Sometimes the world of personal finance feels like one big, conflicting question mark. Some professionals say that credit is good: if you manage it well, it can help you in acquiring student loans or home loans or lines of credit when you really need it. Some professionals say credit is bad: live cash-only and you’ll never be tempted to spend money you don’t have to then owe back to the bank. So which is it? Should you get a credit card (or another one) or not?
Let’s break it down: the good reasons to open a credit card, the not-so-good reasons, and the things you absolutely need to know, no matter which side you fall on:
Good Reasons to Open A Credit Card
- To establish a line of credit. If you’re going to need loans for school or a home or a large purchase, you will need credit in your name to feasibly get the amount of money and payment plan you need. If you believe you can handle a credit card well, charging to it and paying it off each month, then it’s a good thing to open that line of credit, which will open up a recorded history of your fiscal responsibility.
- To improve your credit. Theoretically, if you also need to continue improving your credit, you could also open a credit card account. Note, however, that this is not the only way to improve your credit. If you already have credit cards or other lines of credit open, your best bet is to pay on time, to pay more than the minimum (or better yet, pay it off each month), and to let the accounts accrue longevity. But if you only have one credit account, an additional one could be a good way to continue improving your score, provided your current credit account is already in good standing.
- In case of emergency. It’s never a bad idea to have a completely zero-balance account available to use if you run up against an unexpected and large expense. The key to this kind of credit account, however, is that you keep it at zero-balance. The card won’t do you much good in an emergency if there is barely any credit limit to spend! The downside to keeping a card at a constant zero-balance, though, is that you won’t be spending and paying off like you might with a different credit situation…this one won’t really help improve your credit much, but it won’t hurt it, either.

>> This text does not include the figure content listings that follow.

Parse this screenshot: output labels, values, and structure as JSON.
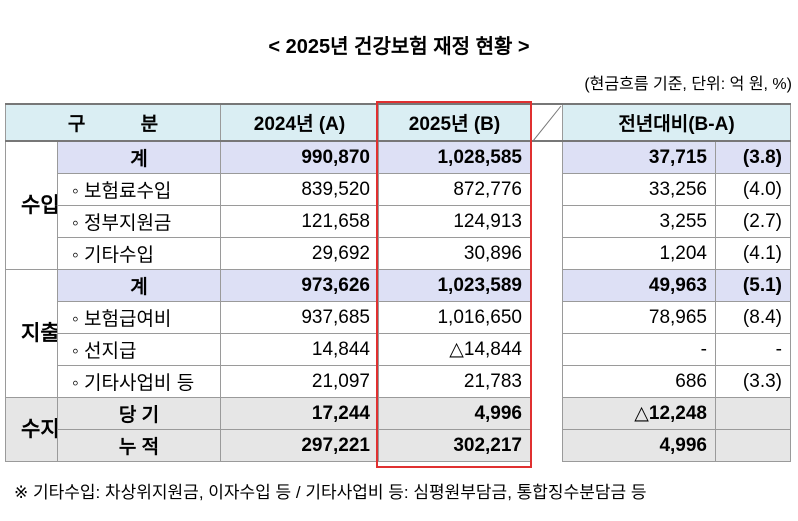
{
  "title": "< 2025년 건강보험 재정 현황 >",
  "unit_note": "(현금흐름 기준, 단위: 억 원, %)",
  "table": {
    "header": [
      "구 분",
      "2024년 (A)",
      "2025년 (B)",
      "전년대비(B-A)"
    ],
    "groups": [
      {
        "label": "수입",
        "fill": "#ffffff",
        "rows": [
          {
            "label": "계",
            "bold": true,
            "center": true,
            "fill": "#dde0f5",
            "a": "990,870",
            "b": "1,028,585",
            "diff": "37,715",
            "pct": "(3.8)"
          },
          {
            "label": "◦ 보험료수입",
            "a": "839,520",
            "b": "872,776",
            "diff": "33,256",
            "pct": "(4.0)"
          },
          {
            "label": "◦ 정부지원금",
            "a": "121,658",
            "b": "124,913",
            "diff": "3,255",
            "pct": "(2.7)"
          },
          {
            "label": "◦ 기타수입",
            "a": "29,692",
            "b": "30,896",
            "diff": "1,204",
            "pct": "(4.1)"
          }
        ]
      },
      {
        "label": "지출",
        "fill": "#ffffff",
        "rows": [
          {
            "label": "계",
            "bold": true,
            "center": true,
            "fill": "#dde0f5",
            "a": "973,626",
            "b": "1,023,589",
            "diff": "49,963",
            "pct": "(5.1)"
          },
          {
            "label": "◦ 보험급여비",
            "a": "937,685",
            "b": "1,016,650",
            "diff": "78,965",
            "pct": "(8.4)"
          },
          {
            "label": "◦ 선지급",
            "a": "14,844",
            "b": "△14,844",
            "diff": "-",
            "pct": "-"
          },
          {
            "label": "◦ 기타사업비 등",
            "a": "21,097",
            "b": "21,783",
            "diff": "686",
            "pct": "(3.3)"
          }
        ]
      },
      {
        "label": "수지",
        "fill": "#e6e6e6",
        "rows": [
          {
            "label": "당 기",
            "bold": true,
            "center": true,
            "fill": "#e6e6e6",
            "a": "17,244",
            "b": "4,996",
            "diff": "△12,248"
          },
          {
            "label": "누 적",
            "bold": true,
            "center": true,
            "fill": "#e6e6e6",
            "a": "297,221",
            "b": "302,217",
            "diff": "4,996"
          }
        ]
      }
    ]
  },
  "footnote": "※ 기타수입: 차상위지원금, 이자수입 등 / 기타사업비 등: 심평원부담금, 통합징수분담금 등"
}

- Protected purchases. With credit cards, your purchases are backed and protected, so you know that you won’t have to pay for charges to your account that are fraudulent or mistaken. With debit cards, those charges typically remain posted to your account until the claim is resolved; not so with credit card accounts.
- Travel convenience. In travel situations, know that hotels and car rental outlets often require a credit card to hold for a deposit. Most of these types of companies will not take a debit card for such a deposit. Additionally, the convenience of having a credit card when traveling means that you won’t have to carry large amounts of cash.
Not-So-Good Reasons to Open A Credit Card
- Because your credit limits are maxed out with your other cards. Instead of opening yet another card and running the risk of even more consumer debt, put together a practical budget you can stick to. Then you can begin to chip away at your credit card debt and feel comfortable with your bills each month.
- If you have bad impulse control. If you have a tendency to charge to plastic on a whim, or you’re not paying at least the minimum amount required each month, on time, it would be a bad idea to put yourself in a situation to rack up credit card debt and/or ruin your credit score.
- Because it’s a store you shop at a lot. While rewards can be an enticing reason for some to apply for a credit card, especially if the rewards are with a brand they normally purchase from, it’s still not a great idea to open up a credit card. Consider that you may end up spending more money in order to get the rewards, effectively canceling out any real fiscal benefits the rewards provided in the first place.
Things to Know No Matter What
- Applying for a credit card means a credit inquiry on your score. Those inquiries could be hard or soft inquiries, depending on the company: hard inquiries mean that they will affect your credit score, soft inquiries do not.
- Opening a new credit account affects the age of your credit. The age of your lines of credit affects your score in a big way; the longer you have a credit account open, the more it lends credibility to your ability to handle lines of credit. This is why you should never close an account, even if it’s paid off and you don’t want to use it anymore! There are two variables to credit age, however: the age of your oldest account and the average age of all your accounts. Opening a new account will affect the second variable, so know that going in.
- Make sure your payments are always on time. Missed payments are one of the biggest hits to your score, so making sure your payments are on time is critical to keeping your credit score stable and positive.
- Don’t use it all. “Maxed out” doesn’t mean that there’s no credit limit left on your card…it means that you’ve used more than 85% of your available credit. You could be maxed out and still have credit available! Utilizing too much of your credit and carrying that large balance month over month can hurt your credit score as well.
Credit is not an inherent evil…as a matter of fact, it can be beneficial and necessary to your financial goals. But like any tool, it can become deadly in the hands of the user. Make your credit cards work for you and not against you!